Btw, if you think we can go from 25% (actually a little under that) to 3% of world consumption w/o a massive drop in the US standard of living anytime w/i the next few decades, you're nuts.

If we could quickly double our gasoline consumption in our vehicle fleet (which we can't because of how long vehicles stay on the road) we still wouldn't be at 3% of world consumption.


The facts support John, not you. As you can see below. the bulk of the oil we purchase is used by individual drivers like you and me. If 21 mbpd is 25% of the market, then 84 mbpd is 100%. If we doubled the US fleet mpg, then we'd put 7 mbpd of oil back on the market. That's 8.75% of the world's market, which would have a very large impact on prices indeed.
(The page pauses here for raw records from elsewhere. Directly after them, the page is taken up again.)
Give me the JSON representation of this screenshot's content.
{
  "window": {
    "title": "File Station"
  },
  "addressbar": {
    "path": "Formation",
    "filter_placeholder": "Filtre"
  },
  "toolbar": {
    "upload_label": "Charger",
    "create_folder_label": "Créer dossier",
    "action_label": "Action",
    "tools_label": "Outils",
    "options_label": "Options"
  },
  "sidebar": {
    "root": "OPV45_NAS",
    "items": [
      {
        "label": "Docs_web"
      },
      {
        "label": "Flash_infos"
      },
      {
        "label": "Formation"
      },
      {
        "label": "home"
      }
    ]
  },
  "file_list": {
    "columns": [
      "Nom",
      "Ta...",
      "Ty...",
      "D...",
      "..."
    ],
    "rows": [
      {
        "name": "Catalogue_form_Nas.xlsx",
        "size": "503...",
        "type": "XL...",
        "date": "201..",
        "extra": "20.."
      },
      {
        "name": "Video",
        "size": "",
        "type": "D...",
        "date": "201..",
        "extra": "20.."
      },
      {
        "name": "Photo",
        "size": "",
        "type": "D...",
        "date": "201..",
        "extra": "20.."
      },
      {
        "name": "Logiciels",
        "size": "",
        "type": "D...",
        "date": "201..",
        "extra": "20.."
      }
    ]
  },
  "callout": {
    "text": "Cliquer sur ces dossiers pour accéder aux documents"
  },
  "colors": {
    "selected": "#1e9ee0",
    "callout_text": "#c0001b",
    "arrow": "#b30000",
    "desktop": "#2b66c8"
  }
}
Nearly 70 percent of the 21 million barrels of oil the United States consumes every day goes for transportation, with the bulk of that burned by individual drivers, according to the National Commission on Energy Policy, a bipartisan research group that advises Congress.
nytimes.com

Now your idea is to do more drilling. Well, ANWR would give us 1-2 mbpd and drilling offshore would give us another 1-2 mbpd. Combined that's 2-4 mbpd more oil, which equates to 2-5% of the world's market. That's less than if we focused on increasing the gas mileage of American cars. Is it hard to do? Not really, considering that Europe average 44 mpg for their fleet of cars, versus our 25 mpg average.

Let's face it. The US has simply not planned for the diversification of our energy supplies and we're now paying the price. Continuing to remain dependent on oil as our only major energy source is absolute folly. Any company in the world will tell you how important diversification is to long term economic health. That applies to oil as well.
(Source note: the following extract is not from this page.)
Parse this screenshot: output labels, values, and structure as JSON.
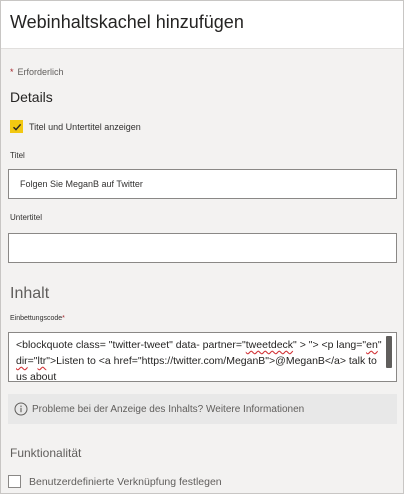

To: Brumar89 who wrote (576)7/7/2008 6:57:31 AM
From: Road Walker  Read Replies (1) | Respond to of 86355
 
You're wrong to advocate purposefully foregoing domestic production in the cause of conservation.

Since I'm not (for the 20th time) then I'm not "wrong". Discuss what I say not what YOU want to argue with. But it ain't going to amount to ANY significant change in the core problem.

Btw, if you think we can go from 25% (actually a little under that) to 3% of world consumption w/o a massive drop in the US standard of living anytime w/i the next few decades, you're nuts.

What's magical about 3%??? A drop to, say 12%, about a 50% efficiency gain in 10 years, would make a whole lot of difference.